If there were a “Godfather” of the restaurant scene in Sydney’s original Little Italy, it would be Bill & Toni’s. Open for more than 40 years on Stanley Street, the restaurant’s humble menu hasn’t changed since first opening in 1965. All the crowd-pleasers are there, including a spaghetti bolognaise nonna couldn’t fault, and its locally famous schnitzel and cheese. Giant meatballs, lamb shanks and osso bucco are also popular, hearty choices. If the carafes of complementary orange cordial don’t suffice, the option of BYO is available with no charge for corkage. “We believe eating dinner here needs to be affordable for everyone. Let the customer have the choice,” explains general manager Claude Tropea.

The interior has barely changed since day one. Aside from a good clean-up, a fresh lick of paint and a couple of new kitchens, Bill & Toni’s still has its 1970s charm firmly intact. Seats are scattered on the pavement out front, usually occupied by Italian gentlemen sipping espresso. Tables on the balcony upstairs are still coveted seats, while the original pinball machines downstairs are relics of decades gone by.

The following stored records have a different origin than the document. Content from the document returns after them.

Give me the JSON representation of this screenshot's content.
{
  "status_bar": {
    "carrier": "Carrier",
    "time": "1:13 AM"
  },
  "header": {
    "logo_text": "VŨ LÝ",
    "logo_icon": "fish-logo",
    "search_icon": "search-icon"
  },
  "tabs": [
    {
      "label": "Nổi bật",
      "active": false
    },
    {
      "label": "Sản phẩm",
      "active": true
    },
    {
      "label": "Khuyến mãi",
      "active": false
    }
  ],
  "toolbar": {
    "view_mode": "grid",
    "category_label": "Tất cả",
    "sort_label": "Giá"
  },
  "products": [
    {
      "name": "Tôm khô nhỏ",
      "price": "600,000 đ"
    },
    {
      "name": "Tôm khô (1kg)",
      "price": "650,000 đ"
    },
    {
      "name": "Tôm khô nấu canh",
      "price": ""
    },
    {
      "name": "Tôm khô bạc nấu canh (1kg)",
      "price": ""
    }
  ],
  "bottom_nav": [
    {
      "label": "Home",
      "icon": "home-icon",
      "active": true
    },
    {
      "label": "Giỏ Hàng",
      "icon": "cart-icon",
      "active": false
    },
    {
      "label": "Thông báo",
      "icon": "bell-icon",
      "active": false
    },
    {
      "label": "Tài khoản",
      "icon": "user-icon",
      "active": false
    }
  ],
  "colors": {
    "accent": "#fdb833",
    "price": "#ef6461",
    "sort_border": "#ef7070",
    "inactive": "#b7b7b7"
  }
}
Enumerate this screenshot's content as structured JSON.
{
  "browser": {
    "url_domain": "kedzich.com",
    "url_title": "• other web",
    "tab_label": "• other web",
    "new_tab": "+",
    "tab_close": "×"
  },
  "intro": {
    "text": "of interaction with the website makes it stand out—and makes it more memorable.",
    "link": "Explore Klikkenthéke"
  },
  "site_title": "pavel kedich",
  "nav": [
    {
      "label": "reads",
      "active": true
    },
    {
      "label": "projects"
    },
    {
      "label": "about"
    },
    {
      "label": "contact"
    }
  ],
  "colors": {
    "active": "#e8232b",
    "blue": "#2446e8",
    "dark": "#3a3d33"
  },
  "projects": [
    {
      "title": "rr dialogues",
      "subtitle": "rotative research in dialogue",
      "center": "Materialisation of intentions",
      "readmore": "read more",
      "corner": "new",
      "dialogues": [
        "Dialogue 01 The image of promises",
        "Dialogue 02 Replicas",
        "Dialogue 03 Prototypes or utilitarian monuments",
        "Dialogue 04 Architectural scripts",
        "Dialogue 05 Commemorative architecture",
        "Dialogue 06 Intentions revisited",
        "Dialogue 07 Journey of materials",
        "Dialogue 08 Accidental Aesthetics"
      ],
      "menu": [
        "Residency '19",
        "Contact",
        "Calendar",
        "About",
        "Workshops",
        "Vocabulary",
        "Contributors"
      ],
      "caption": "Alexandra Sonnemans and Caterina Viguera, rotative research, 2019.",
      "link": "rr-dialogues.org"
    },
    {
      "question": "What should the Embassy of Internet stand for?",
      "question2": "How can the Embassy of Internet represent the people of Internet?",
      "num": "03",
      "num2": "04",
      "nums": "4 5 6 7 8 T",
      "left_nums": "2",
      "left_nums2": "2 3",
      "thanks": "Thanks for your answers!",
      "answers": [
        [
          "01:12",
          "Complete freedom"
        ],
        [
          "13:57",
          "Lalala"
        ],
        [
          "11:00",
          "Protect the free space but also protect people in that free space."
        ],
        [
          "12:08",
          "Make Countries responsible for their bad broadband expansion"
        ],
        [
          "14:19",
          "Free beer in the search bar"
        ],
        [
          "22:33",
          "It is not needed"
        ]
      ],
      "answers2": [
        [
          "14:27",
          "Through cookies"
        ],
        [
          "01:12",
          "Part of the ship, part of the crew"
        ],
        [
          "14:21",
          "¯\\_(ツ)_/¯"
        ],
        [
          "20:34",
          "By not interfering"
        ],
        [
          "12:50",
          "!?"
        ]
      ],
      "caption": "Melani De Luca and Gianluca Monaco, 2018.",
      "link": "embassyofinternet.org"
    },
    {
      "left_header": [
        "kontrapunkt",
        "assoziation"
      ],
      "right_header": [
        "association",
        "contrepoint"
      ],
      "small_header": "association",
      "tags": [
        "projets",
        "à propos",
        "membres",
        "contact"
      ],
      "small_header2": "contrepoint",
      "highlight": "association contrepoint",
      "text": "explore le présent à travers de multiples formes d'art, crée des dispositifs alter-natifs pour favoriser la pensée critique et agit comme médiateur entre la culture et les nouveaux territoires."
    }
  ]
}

Originally from Sicily, Bill Chiappini learned to make a mean cup of coffee in Kings Cross. After his boss lost his cafe in a poker game, Chiappini – then unemployed – decided to open his own coffee shop in 1965, which he named San Siro Coffee Lounge. As the Baby Boomer generation hit the scene in the ’70s, lifestyles changed and eating out on became more common. To keep up, Chiappini opened a restaurant above his coffee lounge. He sought help from Toni de Santis and Adolfo Fasciani. Both were originally from Rome and were working in the kitchen of a nearby restaurant. They began serving inexpensive, traditional, and above all, from-the-heart, cuisine upstairs. Their new venture was instantly popular. “Both Bill and Toni have unfortunately passed away, but their legacies remain. Bill was a gentleman. He was charming, suave and very elegant – typically very Italian,” explains Tropea. “Toni was a people’s person – always welcoming and passionate about ensuring that customers were happy.”

Today, Robert Domabyl, a long-standing customer, owns the restaurant after taking it on in 2013 with the help of Tropea, who also started out as a customer. As new restaurants and cafes continue to pop up around the 1960s venue, the question is, why do people still choose Bill & Toni’s?

Husband and wife Brian and June Hicks have frequented the restaurant for 23 years. “What keeps us coming back is the coffee (always hot and strong) and the variety of food choices – what you pay for is what you get in terms of quality and economy,” says Brian. And for a couple who have most likely tried everything on the menu, they can never go past the vegetarian focaccia, a passionfruit muffin and of course, a couple of lattes.

Paul Bailey is another regular who's been going to Bill & Toni’s for 34 years and insists it’s the warm atmosphere that makes it his local. “Bill & Toni’s isn’t just about the food … it’s about how the staff [the core of which are long-term] make you feel when you’re there … it has a real community feel about it and it’s as though I’m eating among friends,” he says.

Kevin Connor is an Archibald Prize winner who won in 1975 for The Hon Sir Frank Kitto and in 1977 for Robert Klippel. When he’s not painting, Connor often finds himself sitting around a table with friends in the relaxed restaurant, and has done so for the past 20 years. “My fondest memory at Bill & Toni’s is sitting on a winter’s morning around a table with my Australian-Italian friends and others from all corners of the earth, drinking good coffee, shooting the breeze and putting the world into shape,” he says.

There’s no doubt Sydney has changed since 1965, but there’s one humble Italian place on Stanley Street that’s stood the test of time by staying true to its roots.

Bill & Toni’s
74 Stanley Street
Darlinghurst
(02) 9360 4702

Opening Hours
12pm–2pm
6pm–10.30pm

billandtonis.com

Sydney Classics is a series in which we tell the stories of some of Sydney's most well-known (and under-the-radar) institutions. These places have stood the test of time and without a doubt make this city what it is at its heart.